Best Buy (BBY -0.39%) presents its version of rent-to-own as progressive leasing, and touts it as a way for people who can't get approved for its credit card to buy big-ticket items. The problem is that this type of program can lead to consumers -- ones who already don't qualify for credit -- paying more than twice the item's upfront cost.

The exterior of a Best Buy.

Best Buy has a program that is essentially rent-to-own. Image source: Best Buy.

What is Progressive Leasing?

Participants in the program pay for the item they buy in 12 equal installments that are debited directly from their bank account. The program comes with interest fees, which means if customers don't pay off the total early, they pay an average of 2.09 times the original cost of the item, according to data compiled by The Washington Post.

Consumers can buy their way out of the lease if they want to. Best Buy offers a 90-day purchase option and variable buyout rates at later dates. Some prices vary by state so exact numbers aren't public.

Is this a good move for Best Buy?

Rent-to-own has generally been considered a predatory business.

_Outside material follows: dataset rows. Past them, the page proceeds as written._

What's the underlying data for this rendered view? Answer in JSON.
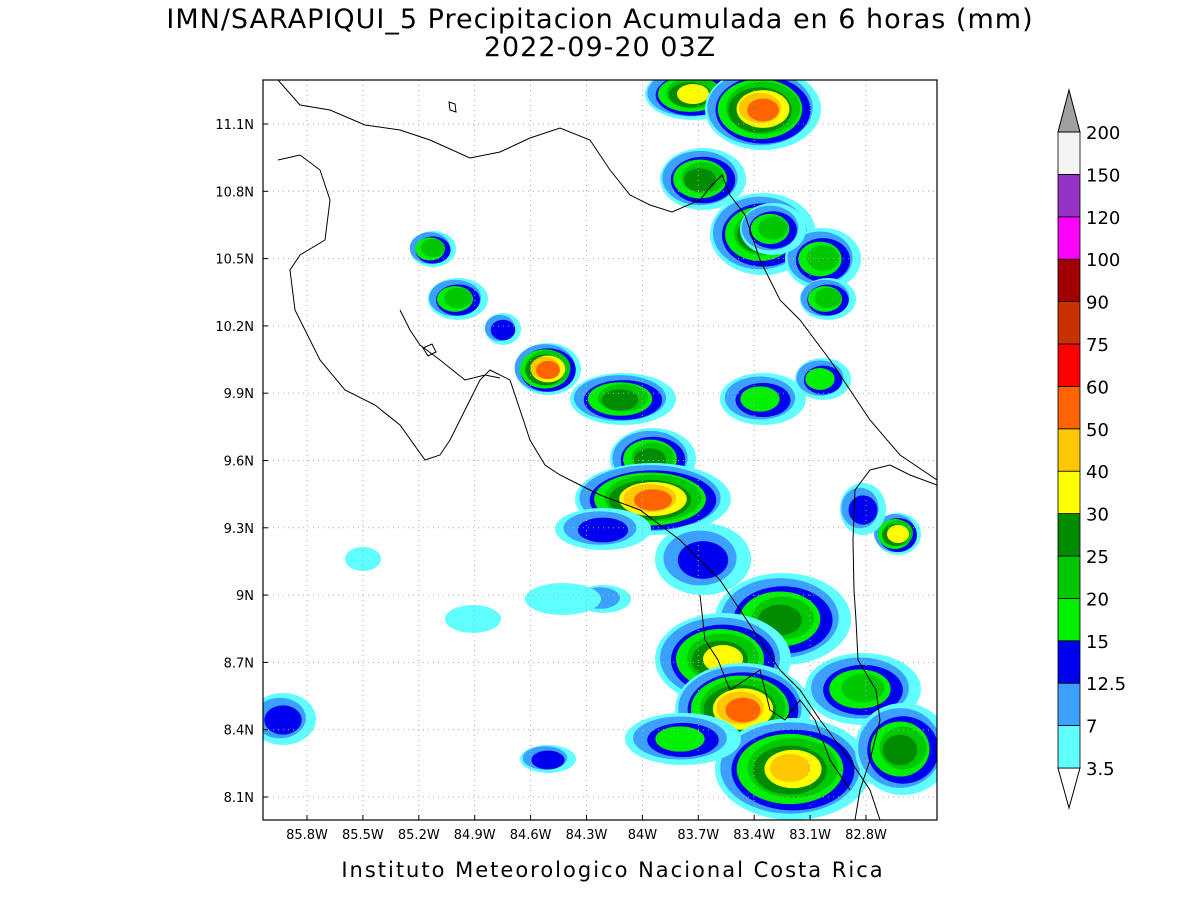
{
  "header": {
    "title": "IMN/SARAPIQUI_5 Precipitacion Acumulada en 6 horas (mm)",
    "subtitle": "2022-09-20 03Z"
  },
  "map": {
    "lat_labels": [
      "11.1N",
      "10.8N",
      "10.5N",
      "10.2N",
      "9.9N",
      "9.6N",
      "9.3N",
      "9N",
      "8.7N",
      "8.4N",
      "8.1N"
    ],
    "lon_labels": [
      "85.8W",
      "85.5W",
      "85.2W",
      "84.9W",
      "84.6W",
      "84.3W",
      "84W",
      "83.7W",
      "83.4W",
      "83.1W",
      "82.8W"
    ]
  },
  "legend": {
    "labels": [
      "3.5",
      "7",
      "12.5",
      "15",
      "20",
      "25",
      "30",
      "40",
      "50",
      "60",
      "75",
      "90",
      "100",
      "120",
      "150",
      "200"
    ],
    "colors": [
      "#ffffff",
      "#60ffff",
      "#3ca0ff",
      "#0000f0",
      "#00f000",
      "#00c800",
      "#008c00",
      "#ffff00",
      "#ffc800",
      "#ff6400",
      "#ff0000",
      "#c83200",
      "#a00000",
      "#ff00ff",
      "#9632c8",
      "#f4f4f4",
      "#a0a0a0"
    ]
  },
  "footer": "Instituto Meteorologico Nacional Costa Rica"
}
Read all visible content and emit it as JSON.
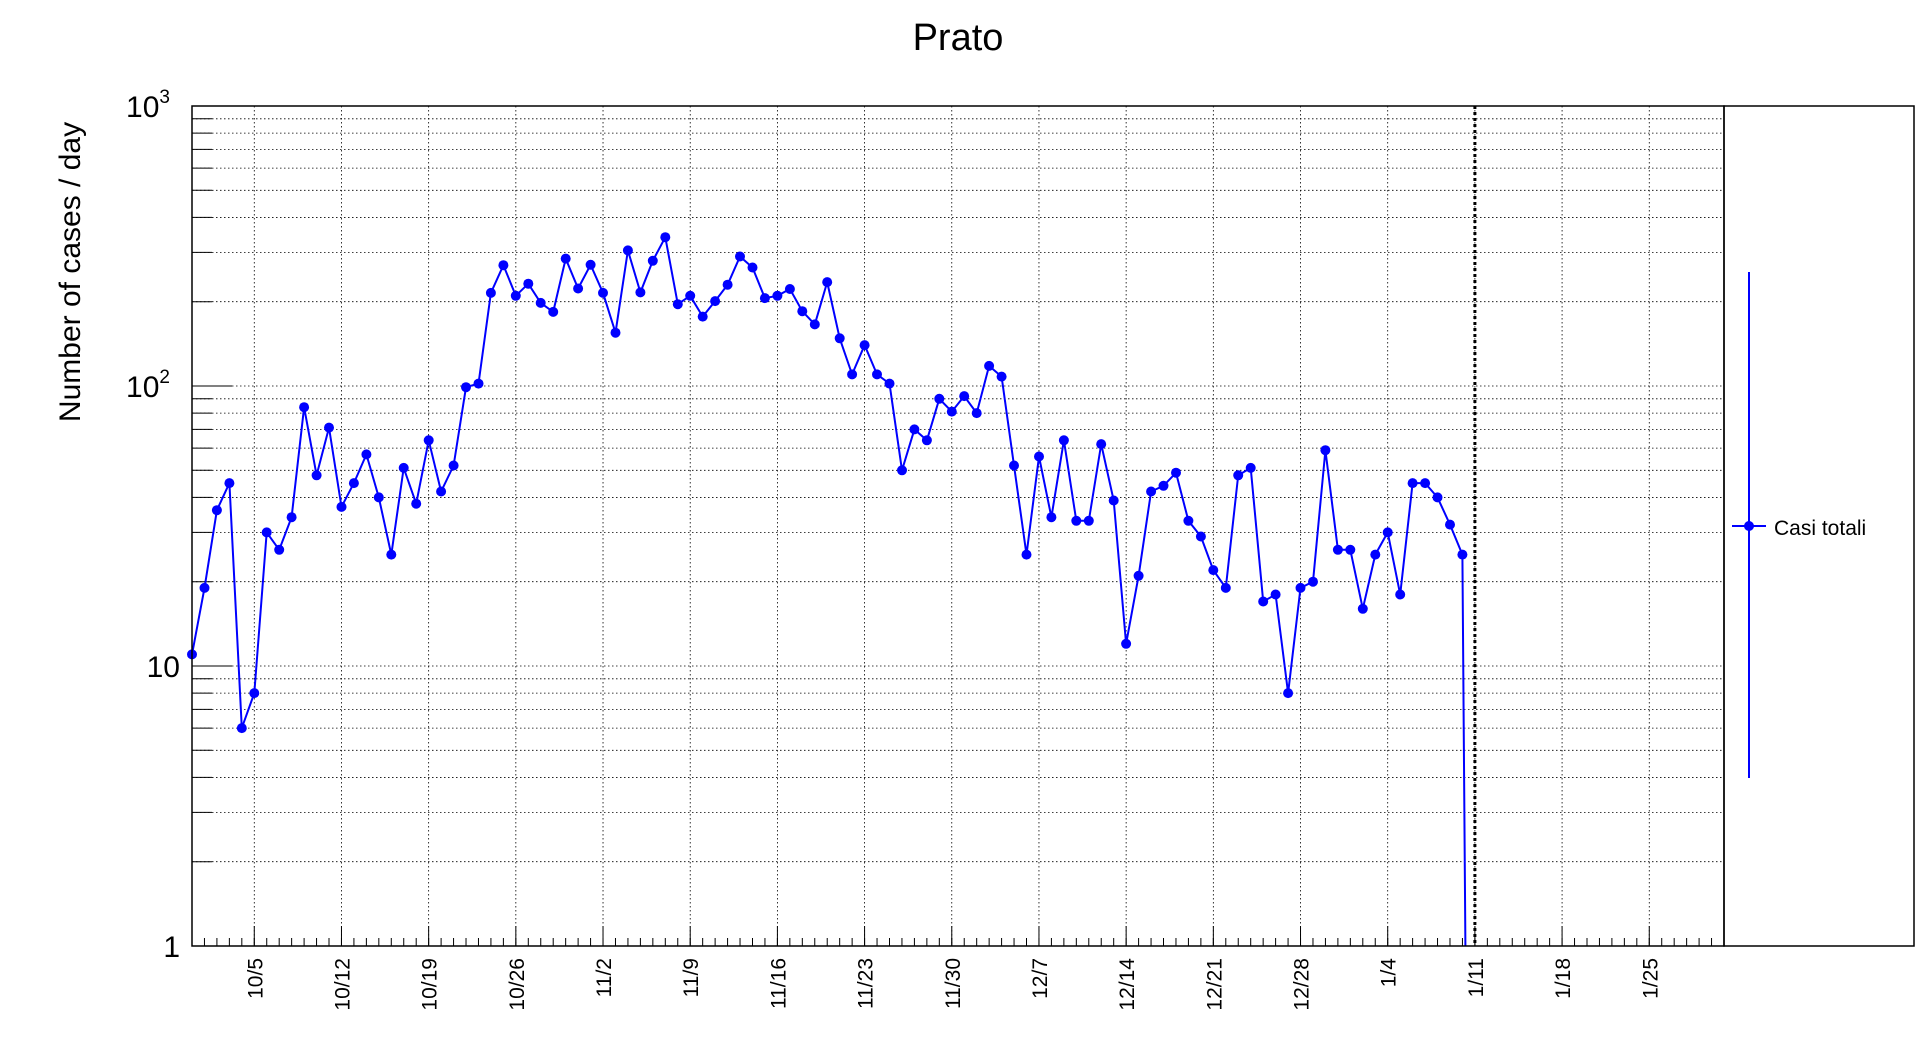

On the plus side, progressive leasing provides a way for a consumer to buy a needed item -- like a stove or a refrigerator -- they might otherwise not have the means of acquiring.

The problem, of course, is when people use these programs to buy items they want, rather than need, instead of saving up for them. This program does open up Best Buy's biggest-ticket items to new customers, but many of those new customers should be wary about taking advantage of a program that will have them paying more than list price.